Читаем Рискующее сердце полностью

У снов свои глубины, в их владениях душа расправляет крылья с большей свободой, и они говорят с нами, являя картины, отягощенные значением. Толковать сны — значит улавливать за их изобразительностью скрытый смысл, таящийся в основе как ночи, так и дня. Моя тайная гордость состоит в том, что в математике битв я почуял великолепную грезу, в которую бросилась жизнь, когда ей надоел свет. Потому-то мне и удалось вырвать войну из обывательских зубов, что нелегко в эпоху всеобщей воинской повинности и за что не один бравый парень высказал мне свою благодарность.

Но что было неподдельным в пламенных снах войны, то не умирает и в яви современной жизни. Мы идем по стеклянным почвам, и непрерывно у нас из-под ног поднимаются сны, захлестывая каменные острова наших городов, проникая в самые холодные их округа. Ничто не действительно, но действительность выражается во всем. В завывании бури и в шуме дождя слышен затаенный смысл, а хлопанье двери в уединенном доме настораживает и трезвейшего. В загадочном чувстве головокружения сказывается постоянно сопровождающее нас невидимой тенью сознание угрозы, и Паскаль не без основания замечает, что даже величайший математик, стоящий в совершенно безопасном положении над пропастью, не может избежать этого чувства.
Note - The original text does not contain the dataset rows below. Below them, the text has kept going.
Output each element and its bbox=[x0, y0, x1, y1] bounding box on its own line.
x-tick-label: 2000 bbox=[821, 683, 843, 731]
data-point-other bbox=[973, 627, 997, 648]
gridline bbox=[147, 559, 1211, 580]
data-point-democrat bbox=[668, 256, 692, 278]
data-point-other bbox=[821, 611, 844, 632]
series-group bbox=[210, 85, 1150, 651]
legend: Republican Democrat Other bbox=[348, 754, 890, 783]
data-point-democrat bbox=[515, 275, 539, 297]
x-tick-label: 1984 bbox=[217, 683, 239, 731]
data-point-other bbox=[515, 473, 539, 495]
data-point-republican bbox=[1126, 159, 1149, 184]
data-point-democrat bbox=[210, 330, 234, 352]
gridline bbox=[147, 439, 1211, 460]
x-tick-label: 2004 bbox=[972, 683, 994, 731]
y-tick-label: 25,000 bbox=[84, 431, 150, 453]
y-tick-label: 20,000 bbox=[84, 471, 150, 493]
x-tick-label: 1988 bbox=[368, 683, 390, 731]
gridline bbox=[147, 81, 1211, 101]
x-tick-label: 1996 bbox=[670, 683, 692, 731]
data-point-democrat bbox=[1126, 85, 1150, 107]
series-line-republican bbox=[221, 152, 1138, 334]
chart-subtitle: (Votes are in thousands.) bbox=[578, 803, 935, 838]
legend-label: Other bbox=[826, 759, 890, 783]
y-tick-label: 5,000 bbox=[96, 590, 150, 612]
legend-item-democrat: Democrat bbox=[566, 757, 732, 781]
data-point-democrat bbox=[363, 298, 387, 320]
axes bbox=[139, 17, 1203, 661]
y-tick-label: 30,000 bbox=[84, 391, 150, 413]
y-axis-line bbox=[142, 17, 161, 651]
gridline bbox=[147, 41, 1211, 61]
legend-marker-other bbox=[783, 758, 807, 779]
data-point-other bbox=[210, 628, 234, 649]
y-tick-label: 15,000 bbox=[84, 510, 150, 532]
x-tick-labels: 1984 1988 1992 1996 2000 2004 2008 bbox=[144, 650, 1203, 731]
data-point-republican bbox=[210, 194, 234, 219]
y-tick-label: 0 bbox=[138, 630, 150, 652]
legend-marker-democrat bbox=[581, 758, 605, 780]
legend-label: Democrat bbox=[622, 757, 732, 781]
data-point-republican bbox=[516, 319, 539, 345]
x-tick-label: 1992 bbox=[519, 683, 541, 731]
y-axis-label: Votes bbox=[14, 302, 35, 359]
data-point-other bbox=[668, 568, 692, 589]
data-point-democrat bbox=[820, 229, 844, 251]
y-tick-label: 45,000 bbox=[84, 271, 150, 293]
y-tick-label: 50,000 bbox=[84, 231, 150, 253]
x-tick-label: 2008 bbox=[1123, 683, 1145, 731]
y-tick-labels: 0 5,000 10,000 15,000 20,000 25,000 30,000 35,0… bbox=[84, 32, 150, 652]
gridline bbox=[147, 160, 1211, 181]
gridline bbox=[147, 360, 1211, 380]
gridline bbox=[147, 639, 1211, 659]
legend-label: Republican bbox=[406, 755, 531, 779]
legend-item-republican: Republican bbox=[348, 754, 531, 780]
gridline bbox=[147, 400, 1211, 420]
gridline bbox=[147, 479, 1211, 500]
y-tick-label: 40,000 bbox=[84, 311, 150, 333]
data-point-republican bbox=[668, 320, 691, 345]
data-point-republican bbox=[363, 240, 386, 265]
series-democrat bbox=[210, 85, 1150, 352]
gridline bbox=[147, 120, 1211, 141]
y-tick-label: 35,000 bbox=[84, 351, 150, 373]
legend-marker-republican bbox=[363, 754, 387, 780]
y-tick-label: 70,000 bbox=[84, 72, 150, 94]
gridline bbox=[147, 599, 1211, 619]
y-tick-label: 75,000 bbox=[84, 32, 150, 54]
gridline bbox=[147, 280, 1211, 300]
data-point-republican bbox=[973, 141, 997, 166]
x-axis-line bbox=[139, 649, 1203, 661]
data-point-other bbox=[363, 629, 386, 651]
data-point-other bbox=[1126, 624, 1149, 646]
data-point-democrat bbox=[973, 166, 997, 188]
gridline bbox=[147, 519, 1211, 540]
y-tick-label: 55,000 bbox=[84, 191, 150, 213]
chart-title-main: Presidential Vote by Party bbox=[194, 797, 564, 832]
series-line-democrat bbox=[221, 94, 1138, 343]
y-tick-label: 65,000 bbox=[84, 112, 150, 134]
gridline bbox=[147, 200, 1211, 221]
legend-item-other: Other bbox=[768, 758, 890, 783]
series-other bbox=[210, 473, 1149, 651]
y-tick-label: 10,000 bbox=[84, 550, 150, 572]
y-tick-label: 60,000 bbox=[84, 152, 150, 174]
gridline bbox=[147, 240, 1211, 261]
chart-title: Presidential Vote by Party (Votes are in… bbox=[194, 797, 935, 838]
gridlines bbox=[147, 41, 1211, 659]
Вера в присутствие недобрых сил принадлежит области нашего глубочайшего убеждения, и в мгновения, когда человеку суждено увериться в смертельной болезни, бывает жуткий безжизненный голос, которым он говорит: «Я это знал». И несомненно, в час, когда жизнь меркнет и мы уже на полпути к темнейшим вратам, перед нами появляется маскарадное шествие странно знакомых лиц.

Бесспорно одно: разновидность сознания, сказывающаяся лишь при жизни, да и то определяющая разве что половину ее времени, поскольку как спящий, так и ребенок, а также одурманенный, и поэт, и любящие не участвуют в ней, — такая разновидность сознания предлагает весьма условные ценности. Это похоже на друга в беде, и чем больше мы на это полагаемся, тем менее защищены. Катастрофам внутри цивилизации присуще такое гнетущее воздействие, потому что здесь утрачены все глубинные источники помощи. По мере того как мы пытаемся обезопасить себя от внешних превратностей, — а не в этом ли наивысшее устремление нашего времени? — по мере того как мы растворяем наши связи в юридических отношениях, давая свободу действий индивидууму, мы отсекаем себя от сообществ, дающих нам возможность прийти на помощь самим себе.

Так живет одиночка в городах нашего времени с миллионным населением, в ледяной изоляции. Но так подготавливается и час крысоловов — тех великих волшебников, которым вверены старинные, завораживающие своей жутью мелодии.

Кое-какие сведения о соотношении дурмана и зла содержит следующее соображение: дурман позволяет человеку раскрыть над собой зонт, защищающий во время общения с демоном. Вот почему дурману присуще свойство одновременно возбуждать и вызывать оцепенение. Отсюда на первый взгляд необъяснимое обстоятельство: бывают снадобья, которые усыпляют, но и повышают жизненность в неслыханной мере, что связано с двумя полюсами морального мира.

Потому весьма вероятно, что убийца, упомянутый Толстым, уже находясь в доме, мешкает перед тем, как сделать свое дело, но отбрасывает последние колебания, наспех выкурив папиросу. Ее воздействием, несомненно, один голос приглушается во внутреннем споре, а другой — становится диким и хищным.

Так, проливается особенный свет на применение наркотических средств в медицине, получившее богатое развитие в XIX веке. Читая в эти дни труд барона фон Вайцзекера, маленький оазис, я извлек оттуда указание на то, что в нынешней медицине вовсе не считается абсурдным вопрос, не выражается ли в болезни чувство вины. Под таким углом зрения боль играла бы роль телесной совести, а в ее искусственном приглушении усматривалось бы уклонение от ответственности. Несомненно, мысль о рождении, происходящем под наркозом, заключает в себе нечто в сильной степени беспокоящее. В моем собственном опыте шрапнельная пуля, которую из меня извлекли, признаюсь, против моей воли при полном сознании, связывается со своеобразным ощущением исполненного долга, и, пожалуй, нечто подобное мог бы припомнить о себе каждый. При этом воспоминание о дурмане, доведшем до полного бесчувствия, куда приятнее, чем воспоминание о каких-нибудь излишествах, допущенных под воздействием дурмана, все-таки поддававшихся контролю. Сюда же относится мучительное чувство, возникающее, когда при пробуждении сон истекает, как будто струится между пальцами, не оставляя следов. Человек, придающий ценность своим переживаниям, каковы бы они ни были, и не намеренный оставлять их позади в царстве темноты, расширяет круг своей ответственности.